The new national system of reporting school test results has failed to meet the standards set for it by education ministers.
The My School website unveiled by the Federal Education Minister, Julia Gillard, last month is in breach of the national ministerial agreement for reporting school results.
The agreement states that statistical error margins should be published with school results to ensure accurate interpretation. It also states that the data used should be “valid”, “reliable” and “fair and accurate”. My School fails on all counts.
The My School sample school report does not include estimates of the statistical errors in school results. Not only is this in breach of the national agreement, but it will mislead parents and the public in comparing schools and in comparing results from one year to the next. It has potentially very significant consequences for parents and their children and for education policy decisions and programs.
Much uncertainty surrounds the accuracy and reliability of school results because of measurement and sampling error which is inevitable in testing. Many technical studies of school results and school league tables demonstrate that chance differences account for a significant proportion of reported differences in school test scores.
Melbourne University statistician, Professor Margaret Wu, has shown that a class average score on national literacy and numeracy tests can vary by around 10% from year to year due to random fluctuations of student cohort and inaccuracies in test scores and that the margin of error could be even larger. This is a substantial error margin, being equivalent to about one year in learning growth.
In the case of gains from one year level to the next or annual changes in the results of a given year level, the margin of error can be exceptionally large. Several studies, including an Australian study, show that the results of up to 80% or more of schools are statistically indistinguishable from the average school outcome. Real differences in changes in school results can be only identified for a small minority of schools.
Large margins of error make school results unreliable as an indicator of school performance and quality. It wreaks havoc in comparing school results. It means that is not possible to make reliable comparisons or rankings of schools because they may reflect chance differences in school performance rather than real differences. Such comparisons are mostly identifying lucky and unlucky schools, not good and bad schools.

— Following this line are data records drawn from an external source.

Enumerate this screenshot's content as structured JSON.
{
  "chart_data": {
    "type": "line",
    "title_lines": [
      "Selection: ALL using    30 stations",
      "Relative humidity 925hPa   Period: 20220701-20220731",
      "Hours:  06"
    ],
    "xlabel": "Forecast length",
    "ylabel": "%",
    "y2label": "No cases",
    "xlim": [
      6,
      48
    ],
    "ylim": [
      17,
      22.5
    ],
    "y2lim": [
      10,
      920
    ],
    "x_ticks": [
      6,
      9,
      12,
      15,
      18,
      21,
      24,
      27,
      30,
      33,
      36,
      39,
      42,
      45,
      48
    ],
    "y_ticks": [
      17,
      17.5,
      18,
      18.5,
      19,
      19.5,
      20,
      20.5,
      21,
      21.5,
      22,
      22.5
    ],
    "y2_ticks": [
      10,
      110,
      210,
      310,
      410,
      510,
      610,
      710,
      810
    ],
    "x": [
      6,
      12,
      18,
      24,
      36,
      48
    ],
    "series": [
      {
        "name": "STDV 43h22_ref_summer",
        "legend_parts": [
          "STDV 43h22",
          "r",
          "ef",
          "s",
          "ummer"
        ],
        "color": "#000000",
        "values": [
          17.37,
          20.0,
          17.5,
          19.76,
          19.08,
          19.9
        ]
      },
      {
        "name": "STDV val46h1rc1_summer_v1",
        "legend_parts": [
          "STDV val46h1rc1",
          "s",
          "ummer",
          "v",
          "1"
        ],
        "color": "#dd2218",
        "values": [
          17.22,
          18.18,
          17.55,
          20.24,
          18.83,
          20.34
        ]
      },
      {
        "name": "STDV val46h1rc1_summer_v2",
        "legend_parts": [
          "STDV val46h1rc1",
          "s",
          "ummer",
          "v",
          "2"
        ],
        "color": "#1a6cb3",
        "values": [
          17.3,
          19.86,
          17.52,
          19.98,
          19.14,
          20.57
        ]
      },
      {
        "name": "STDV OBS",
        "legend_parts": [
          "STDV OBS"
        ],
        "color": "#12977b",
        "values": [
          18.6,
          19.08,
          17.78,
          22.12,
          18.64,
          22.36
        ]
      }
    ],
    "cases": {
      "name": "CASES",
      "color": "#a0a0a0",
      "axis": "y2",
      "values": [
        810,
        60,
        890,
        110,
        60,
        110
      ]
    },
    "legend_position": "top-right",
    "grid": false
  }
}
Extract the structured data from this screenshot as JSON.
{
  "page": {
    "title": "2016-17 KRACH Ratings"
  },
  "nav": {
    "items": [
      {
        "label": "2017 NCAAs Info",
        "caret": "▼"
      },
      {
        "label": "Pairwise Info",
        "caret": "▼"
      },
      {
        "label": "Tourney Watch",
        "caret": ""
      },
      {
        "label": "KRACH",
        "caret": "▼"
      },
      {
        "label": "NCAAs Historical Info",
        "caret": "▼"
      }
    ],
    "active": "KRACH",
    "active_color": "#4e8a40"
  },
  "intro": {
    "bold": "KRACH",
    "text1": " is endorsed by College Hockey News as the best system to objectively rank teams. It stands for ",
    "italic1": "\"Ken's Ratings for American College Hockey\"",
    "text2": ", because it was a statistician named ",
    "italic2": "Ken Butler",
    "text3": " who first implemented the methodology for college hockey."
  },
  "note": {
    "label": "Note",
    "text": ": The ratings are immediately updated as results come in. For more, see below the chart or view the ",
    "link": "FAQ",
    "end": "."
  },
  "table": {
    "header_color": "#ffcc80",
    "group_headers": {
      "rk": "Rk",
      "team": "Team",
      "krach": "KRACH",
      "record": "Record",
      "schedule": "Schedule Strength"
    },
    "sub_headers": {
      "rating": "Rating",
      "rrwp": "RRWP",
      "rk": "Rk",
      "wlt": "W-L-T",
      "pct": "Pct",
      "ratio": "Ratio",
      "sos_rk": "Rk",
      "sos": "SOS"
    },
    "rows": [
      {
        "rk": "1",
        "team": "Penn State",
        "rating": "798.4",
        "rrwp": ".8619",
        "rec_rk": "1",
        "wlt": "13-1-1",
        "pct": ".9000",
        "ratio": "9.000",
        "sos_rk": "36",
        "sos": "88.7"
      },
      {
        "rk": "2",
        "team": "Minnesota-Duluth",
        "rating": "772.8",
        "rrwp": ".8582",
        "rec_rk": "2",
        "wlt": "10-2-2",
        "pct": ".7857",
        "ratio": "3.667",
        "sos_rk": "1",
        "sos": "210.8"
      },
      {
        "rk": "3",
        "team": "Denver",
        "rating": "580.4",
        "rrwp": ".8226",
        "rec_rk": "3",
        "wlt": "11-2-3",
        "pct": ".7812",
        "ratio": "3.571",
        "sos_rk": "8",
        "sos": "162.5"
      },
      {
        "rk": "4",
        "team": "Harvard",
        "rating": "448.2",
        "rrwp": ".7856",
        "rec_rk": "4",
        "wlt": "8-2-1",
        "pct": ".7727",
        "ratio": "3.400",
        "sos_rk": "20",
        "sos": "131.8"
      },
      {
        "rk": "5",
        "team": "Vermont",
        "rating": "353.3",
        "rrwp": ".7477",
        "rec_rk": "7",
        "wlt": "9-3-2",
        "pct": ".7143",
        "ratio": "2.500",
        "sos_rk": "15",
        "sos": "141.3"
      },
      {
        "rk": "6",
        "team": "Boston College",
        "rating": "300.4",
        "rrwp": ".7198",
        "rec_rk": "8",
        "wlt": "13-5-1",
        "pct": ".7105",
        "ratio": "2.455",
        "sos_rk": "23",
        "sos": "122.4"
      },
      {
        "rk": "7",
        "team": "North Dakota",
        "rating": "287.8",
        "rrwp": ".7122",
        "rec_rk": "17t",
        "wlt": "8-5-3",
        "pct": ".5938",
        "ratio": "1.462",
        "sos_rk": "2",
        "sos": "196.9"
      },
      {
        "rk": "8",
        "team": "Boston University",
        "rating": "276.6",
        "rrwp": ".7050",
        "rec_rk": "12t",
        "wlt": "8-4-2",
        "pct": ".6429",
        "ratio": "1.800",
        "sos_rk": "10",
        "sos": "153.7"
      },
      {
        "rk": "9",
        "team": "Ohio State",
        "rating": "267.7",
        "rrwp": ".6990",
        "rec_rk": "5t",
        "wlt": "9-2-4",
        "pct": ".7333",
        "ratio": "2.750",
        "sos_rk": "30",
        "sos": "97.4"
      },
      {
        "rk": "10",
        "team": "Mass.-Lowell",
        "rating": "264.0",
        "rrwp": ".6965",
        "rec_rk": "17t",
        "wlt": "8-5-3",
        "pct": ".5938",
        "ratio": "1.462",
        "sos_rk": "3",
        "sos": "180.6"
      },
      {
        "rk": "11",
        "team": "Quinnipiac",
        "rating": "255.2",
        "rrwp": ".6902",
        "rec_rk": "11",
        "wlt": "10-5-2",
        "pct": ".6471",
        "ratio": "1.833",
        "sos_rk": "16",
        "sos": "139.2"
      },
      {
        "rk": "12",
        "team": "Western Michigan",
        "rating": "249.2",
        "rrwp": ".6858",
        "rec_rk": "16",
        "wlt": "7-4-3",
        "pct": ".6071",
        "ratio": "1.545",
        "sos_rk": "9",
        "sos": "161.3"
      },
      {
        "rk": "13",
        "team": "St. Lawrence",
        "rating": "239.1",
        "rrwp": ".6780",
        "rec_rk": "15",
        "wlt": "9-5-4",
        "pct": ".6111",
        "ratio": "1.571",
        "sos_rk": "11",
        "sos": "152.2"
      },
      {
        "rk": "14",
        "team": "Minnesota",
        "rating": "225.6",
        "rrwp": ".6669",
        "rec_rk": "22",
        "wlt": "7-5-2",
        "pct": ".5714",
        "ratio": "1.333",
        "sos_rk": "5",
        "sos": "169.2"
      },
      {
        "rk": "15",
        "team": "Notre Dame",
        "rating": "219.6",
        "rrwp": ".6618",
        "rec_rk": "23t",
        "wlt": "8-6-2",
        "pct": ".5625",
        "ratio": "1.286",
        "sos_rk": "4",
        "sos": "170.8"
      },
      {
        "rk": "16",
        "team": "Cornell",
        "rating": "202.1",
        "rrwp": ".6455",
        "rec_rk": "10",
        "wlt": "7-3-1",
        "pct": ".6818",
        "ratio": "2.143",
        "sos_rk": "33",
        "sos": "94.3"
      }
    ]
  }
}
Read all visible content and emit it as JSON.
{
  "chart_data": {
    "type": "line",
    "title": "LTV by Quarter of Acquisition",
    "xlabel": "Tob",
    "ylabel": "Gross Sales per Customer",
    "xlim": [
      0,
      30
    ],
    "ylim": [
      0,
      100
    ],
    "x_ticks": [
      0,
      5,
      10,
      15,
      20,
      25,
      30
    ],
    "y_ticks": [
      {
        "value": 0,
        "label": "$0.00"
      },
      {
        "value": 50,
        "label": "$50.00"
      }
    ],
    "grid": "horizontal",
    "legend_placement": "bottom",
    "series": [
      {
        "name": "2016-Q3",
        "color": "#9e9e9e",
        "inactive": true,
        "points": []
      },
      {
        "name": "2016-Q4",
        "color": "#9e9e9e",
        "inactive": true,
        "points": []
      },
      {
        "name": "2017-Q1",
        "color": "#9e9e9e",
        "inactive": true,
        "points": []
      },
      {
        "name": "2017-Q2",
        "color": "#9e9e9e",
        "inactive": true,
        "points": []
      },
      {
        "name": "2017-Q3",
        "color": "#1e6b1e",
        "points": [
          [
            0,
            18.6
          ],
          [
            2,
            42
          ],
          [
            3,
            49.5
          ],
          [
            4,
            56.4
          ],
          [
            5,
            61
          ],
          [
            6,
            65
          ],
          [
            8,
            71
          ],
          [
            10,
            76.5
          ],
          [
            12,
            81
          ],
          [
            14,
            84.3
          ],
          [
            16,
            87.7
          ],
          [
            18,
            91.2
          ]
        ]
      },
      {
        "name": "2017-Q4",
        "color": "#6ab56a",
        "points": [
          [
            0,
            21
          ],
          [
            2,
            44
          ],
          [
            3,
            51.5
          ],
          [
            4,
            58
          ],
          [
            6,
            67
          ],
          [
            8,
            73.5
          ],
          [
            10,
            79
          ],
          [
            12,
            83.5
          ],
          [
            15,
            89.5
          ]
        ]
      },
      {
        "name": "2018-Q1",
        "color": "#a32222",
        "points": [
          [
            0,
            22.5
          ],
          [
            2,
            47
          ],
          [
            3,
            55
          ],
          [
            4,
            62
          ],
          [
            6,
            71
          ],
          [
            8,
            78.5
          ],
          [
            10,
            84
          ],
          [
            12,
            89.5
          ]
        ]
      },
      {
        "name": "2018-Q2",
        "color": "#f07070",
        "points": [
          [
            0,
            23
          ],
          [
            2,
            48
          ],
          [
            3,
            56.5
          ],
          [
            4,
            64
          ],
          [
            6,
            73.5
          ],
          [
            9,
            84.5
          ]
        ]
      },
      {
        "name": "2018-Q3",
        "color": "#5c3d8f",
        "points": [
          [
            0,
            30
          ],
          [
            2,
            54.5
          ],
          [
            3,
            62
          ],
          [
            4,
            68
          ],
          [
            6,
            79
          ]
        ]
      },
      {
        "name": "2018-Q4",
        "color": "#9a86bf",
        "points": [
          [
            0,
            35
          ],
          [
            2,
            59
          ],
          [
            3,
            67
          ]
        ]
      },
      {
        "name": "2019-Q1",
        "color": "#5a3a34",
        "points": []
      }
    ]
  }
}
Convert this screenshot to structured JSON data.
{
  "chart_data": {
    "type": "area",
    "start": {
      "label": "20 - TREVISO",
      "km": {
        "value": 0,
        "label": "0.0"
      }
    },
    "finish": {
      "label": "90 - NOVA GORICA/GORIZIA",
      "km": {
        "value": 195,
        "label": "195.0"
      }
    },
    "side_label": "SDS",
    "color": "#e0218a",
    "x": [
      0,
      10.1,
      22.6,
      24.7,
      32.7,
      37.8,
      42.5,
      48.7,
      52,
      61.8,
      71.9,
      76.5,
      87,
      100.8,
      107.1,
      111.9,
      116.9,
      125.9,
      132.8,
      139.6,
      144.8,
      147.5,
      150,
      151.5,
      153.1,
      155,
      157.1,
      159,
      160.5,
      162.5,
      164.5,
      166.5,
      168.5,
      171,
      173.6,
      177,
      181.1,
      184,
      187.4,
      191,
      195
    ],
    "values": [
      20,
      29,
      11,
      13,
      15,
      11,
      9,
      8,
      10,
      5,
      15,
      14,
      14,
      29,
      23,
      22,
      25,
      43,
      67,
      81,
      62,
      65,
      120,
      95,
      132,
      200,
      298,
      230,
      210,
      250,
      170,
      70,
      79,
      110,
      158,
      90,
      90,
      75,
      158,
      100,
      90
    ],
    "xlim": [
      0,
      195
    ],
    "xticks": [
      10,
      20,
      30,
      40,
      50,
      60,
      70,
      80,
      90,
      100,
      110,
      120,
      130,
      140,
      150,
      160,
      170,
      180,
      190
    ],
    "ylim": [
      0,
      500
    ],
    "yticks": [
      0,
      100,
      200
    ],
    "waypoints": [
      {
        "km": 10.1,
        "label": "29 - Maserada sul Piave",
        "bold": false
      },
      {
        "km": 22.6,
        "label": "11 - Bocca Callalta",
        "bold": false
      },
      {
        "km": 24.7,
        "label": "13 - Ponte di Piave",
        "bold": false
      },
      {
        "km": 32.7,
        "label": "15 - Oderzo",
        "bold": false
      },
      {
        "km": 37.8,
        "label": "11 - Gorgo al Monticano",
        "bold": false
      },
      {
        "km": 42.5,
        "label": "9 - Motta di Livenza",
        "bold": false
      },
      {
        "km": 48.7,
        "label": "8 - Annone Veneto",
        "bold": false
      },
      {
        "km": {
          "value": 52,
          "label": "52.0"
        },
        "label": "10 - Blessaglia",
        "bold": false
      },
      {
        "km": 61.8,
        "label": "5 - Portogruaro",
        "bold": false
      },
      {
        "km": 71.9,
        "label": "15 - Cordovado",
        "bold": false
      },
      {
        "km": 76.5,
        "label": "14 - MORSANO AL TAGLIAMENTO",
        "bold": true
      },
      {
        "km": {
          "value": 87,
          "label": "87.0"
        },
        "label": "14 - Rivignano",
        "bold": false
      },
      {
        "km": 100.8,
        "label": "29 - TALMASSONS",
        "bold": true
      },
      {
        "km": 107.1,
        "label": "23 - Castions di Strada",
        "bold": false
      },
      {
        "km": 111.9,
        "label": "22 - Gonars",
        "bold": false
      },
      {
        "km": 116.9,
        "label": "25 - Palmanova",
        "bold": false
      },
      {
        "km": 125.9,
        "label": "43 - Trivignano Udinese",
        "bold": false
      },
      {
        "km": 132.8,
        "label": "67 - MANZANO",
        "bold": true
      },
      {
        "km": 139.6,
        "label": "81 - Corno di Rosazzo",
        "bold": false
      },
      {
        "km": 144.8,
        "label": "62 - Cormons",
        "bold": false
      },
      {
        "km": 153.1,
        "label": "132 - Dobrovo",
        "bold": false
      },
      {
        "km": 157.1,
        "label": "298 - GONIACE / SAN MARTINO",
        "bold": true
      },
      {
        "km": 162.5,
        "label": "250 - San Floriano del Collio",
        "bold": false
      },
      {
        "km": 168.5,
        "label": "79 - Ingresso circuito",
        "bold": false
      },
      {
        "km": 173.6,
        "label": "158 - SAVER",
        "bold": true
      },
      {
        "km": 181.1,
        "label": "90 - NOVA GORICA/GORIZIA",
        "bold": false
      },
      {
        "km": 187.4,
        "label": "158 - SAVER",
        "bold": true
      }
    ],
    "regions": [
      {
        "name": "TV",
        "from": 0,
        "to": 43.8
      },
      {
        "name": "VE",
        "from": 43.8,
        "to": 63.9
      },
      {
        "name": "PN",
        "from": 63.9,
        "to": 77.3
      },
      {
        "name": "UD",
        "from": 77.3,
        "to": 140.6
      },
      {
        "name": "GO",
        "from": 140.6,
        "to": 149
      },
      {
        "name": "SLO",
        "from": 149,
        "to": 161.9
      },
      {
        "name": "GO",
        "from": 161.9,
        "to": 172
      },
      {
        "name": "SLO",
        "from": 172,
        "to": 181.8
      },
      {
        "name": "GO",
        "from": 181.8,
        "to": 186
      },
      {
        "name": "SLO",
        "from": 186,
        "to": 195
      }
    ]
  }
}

Parents may be seriously misled in choosing a school. Some schools may be recognised as outstanding while others are identified as unsuccessful simply as the result of chance and not because of actual programs and teaching practice. It also means that current school performance is highly misleading as a guide to future school performance.
Choosing schools on the basis of chance variation in a school’s results can have far reaching consequences. A school may be wrongly labelled in the public eye as unsuccessful and exiting parents may initiate a spiral of decline in an otherwise successful school.
Random errors in school results also make it difficult to identify effective school practices. It may mislead decision-makers and schools in recommending and adopting particular educational programs. Action taken to assist less successful schools may appear more effective than it is in practice.
It appears that the Australian Curriculum, Assessment and Reporting Authority (ACARA) only intends to issue a general disclaimer that all tests are subject measurement error and to provide some information about margins of error related to the number of students tested (see My School fact sheet).
This is not enough. The error margins should be reported for each test result to ensure accuracy, assist proper interpretation of results and ensure that parents are not misled about what appear to be differences in school results.
Apart from unreported statistical error, My School reports will also be unreliable as a guide to parents and the public because school results are influenced by factors outside the control of schools and are subject to manipulation by schools. None of these factors is mentioned in the My School guide to interpreting national test results.
Even apart from the impact of the socio-economic background of school cohorts on school results, there are many other factors outside the control of schools which influence their results. These include student absenteeism, illness, mobility between schools, the extent of parent involvement in learning at home, and the extent to which students are engaged in after hours tutoring.
For example, if a higher proportion of families engage private tutoring in any one year a school may receive a boost to its measured performance even though there was no change in teaching effectiveness during the year.
School results and league table rankings are also subject to much manipulation under the competitive pressure to improve rankings.
Overseas experience shows that many schools resort to rigging or fudging their results by poaching high achieving students from other schools, denying entry to low achieving students, suspending low achieving students on test days, encouraging low achievers to take courses not used to rank schools, helping students with answers during tests or changing answers.
The Ministerial Council for Education, Early Childhood Development and Youth Affairs should act promptly to protect the integrity of its agreement on reporting school results. It should ensure that the national protocols for reporting school results are adhered to by ACARA. It should require ACARA to report the statistical margin of error for each test result reported in each school report on the My School website.
ACARA should also be required to provide a detailed guide for interpreting school results published on My School so that parents and the public are properly informed about the range of factors that may influence school results.
Failure to act on these matters by the Council will see it condemned as ineffectual and complicit in misleading parents and the public about the reliability of reporting school results.